Adieu Lizzy & Darcy till next time. LA
I had always thought that Elizabeth’s comment about the grounds at Pemberley was a way to try and avoid answering. Several times before she has used slightly joking or witty comments to avoid questions and I always felt that her engagement with Mr. Darcy is still too new for her at this point to want to talk about it much.
As for chapter 60, it is a bit over the top gushing, but I love it anyhow!
Hi Kristin, I like ch 60 too. It is just more flowery than any other of Austen’s writing that I have encountered. Is this part of why P&P is so well loved? If she had put in more lover’s tête-à-tête would her other novels be in competition with the popularity of P&P?

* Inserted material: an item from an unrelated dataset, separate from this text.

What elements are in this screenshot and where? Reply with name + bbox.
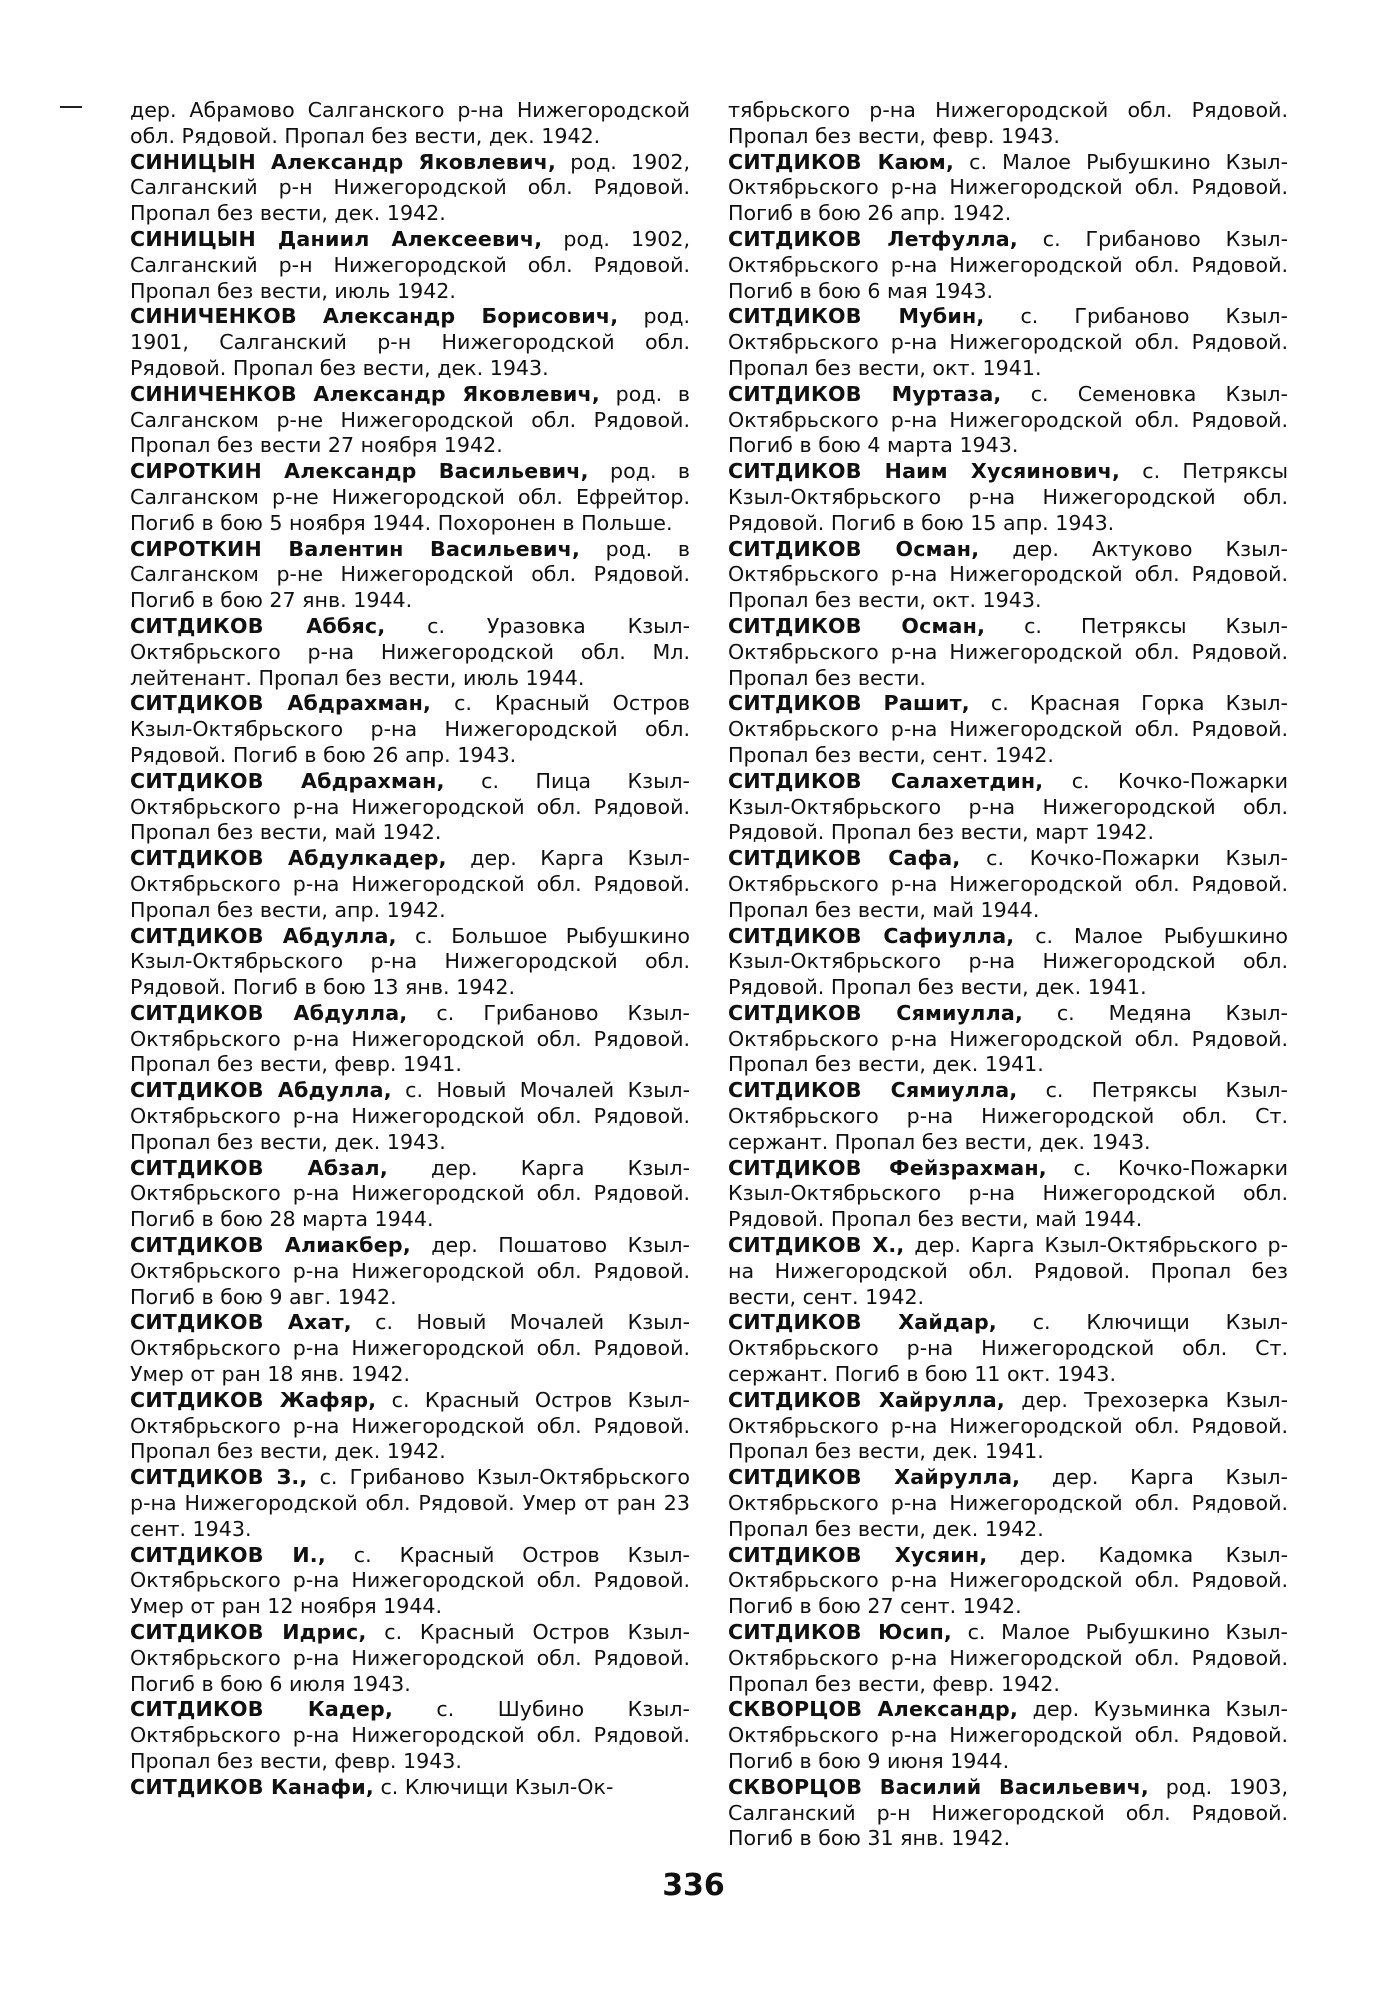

I like to fancy that in writing so ambiguously, “The happiness which this reply produced was such as he had probably never felt before, and he expressed himself on the occasion as sensibly and as warmly as a man violently in love can be supposed to do,” Austen was alluding to Darcy kissing Elizabeth. Because this was considered very innapropriate to write about, she lets us interpret and imagine what we want here. They do have some privacy at this moment. (There is a place in Charlotte Bronte’s Villette that is similar in ambiguous passion in which I like to insert my own interpretation of a kiss.) I hope that instead of being shocked, Austen would be pleased that her writing so delicately could be understood at such an emotional moment in the story.
I am tickled by your insight about Austen alluding to Darcy kissing Elizabeth. Of course. She does not show or mention kissing any any of the novels (that I know of) and this would be the closest whisper of it. Thanks for sharing. You made my day.
We readers had so much emotion invested in Lizzie and Mr. Darcy getting together that our dear author Jane had to let us relish in their private relationship just a chapter longer. Just as Robin above pointed out, author Jane could not include a love scene, so Ch. 60 had to fill this bill for us.
I chuckle, too, that when I’m enjoying Brit flicks (Masterpiece Mystery or other British mystery series) I always think the ending wraps up too quickly. Happily, Jane didn’t start this tradition.